A protection detail of heavily armed commandos met him after his plane from Dubai touched down in Karachi airport. A mass rally in the city was cancelled.
General Musharraf plans to lead his party in the May general election.
Meanwhile, 17 soldiers were killed by a suicide bomber in the north-west of Pakistan overnight.
They were attacked at a security checkpoint in the tribal region of North Waziristan, close to the Afghan border and a known stronghold of the Taliban and al-Qaeda-linked militants.
A recent Taliban video threatened Gen Musharraf with snipers and suicide bombers.
He faces a string of charges including conspiracy to murder, but on Friday the Pakistani authorities granted him protective bail in several outstanding cases, freeing him from immediate arrest once he sets foot in Pakistan.
One of the charges is that he failed to provide adequate security for opposition leader Benazir Bhutto after she returned from exile in 2007.

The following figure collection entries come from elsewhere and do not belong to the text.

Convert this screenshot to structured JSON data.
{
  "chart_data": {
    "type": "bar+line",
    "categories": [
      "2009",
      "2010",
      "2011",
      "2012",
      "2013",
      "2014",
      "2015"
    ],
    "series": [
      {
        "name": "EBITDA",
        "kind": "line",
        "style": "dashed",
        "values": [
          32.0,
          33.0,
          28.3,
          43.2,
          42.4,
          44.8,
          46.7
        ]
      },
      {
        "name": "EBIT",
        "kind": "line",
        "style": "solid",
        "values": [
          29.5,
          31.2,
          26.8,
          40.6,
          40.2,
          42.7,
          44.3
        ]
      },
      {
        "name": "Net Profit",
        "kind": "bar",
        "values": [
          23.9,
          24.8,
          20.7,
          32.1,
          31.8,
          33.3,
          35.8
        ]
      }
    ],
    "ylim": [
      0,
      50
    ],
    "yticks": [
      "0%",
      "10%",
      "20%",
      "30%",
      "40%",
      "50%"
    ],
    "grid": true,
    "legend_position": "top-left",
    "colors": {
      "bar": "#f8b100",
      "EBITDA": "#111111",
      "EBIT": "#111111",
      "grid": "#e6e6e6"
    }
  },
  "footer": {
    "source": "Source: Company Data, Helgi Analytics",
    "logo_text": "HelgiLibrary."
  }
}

Two deadly explosions, in which nearly 140 people died, greeted her arrival in Karachi on 19 October. She was killed that December at a rally in Rawalpindi.
A few hundred supporters have gathered near the airport.
Earlier, the former leader, 69, tweeted a photo of himself aboard the plane, writing: "Settled in my seat on the plane to begin my journey home. Pakistan First!"
In Dubai, the smiling general told our correspondent the event felt like a wedding party.
A group of about 200 supporters and journalists saw off the former military ruler - including party members from the UK, Canada, Switzerland and the US.
Some of the general's supporters wore white armbands saying they were ready to give their lives for him.
The planned mass rally in Karachi was called off because the authorities had withdrawn permission.
The former military leader has lived in London and Dubai since stepping down five years ago. He left Pakistan in 2009.
He has vowed to return several times in the past, but those previous attempts have been abandoned.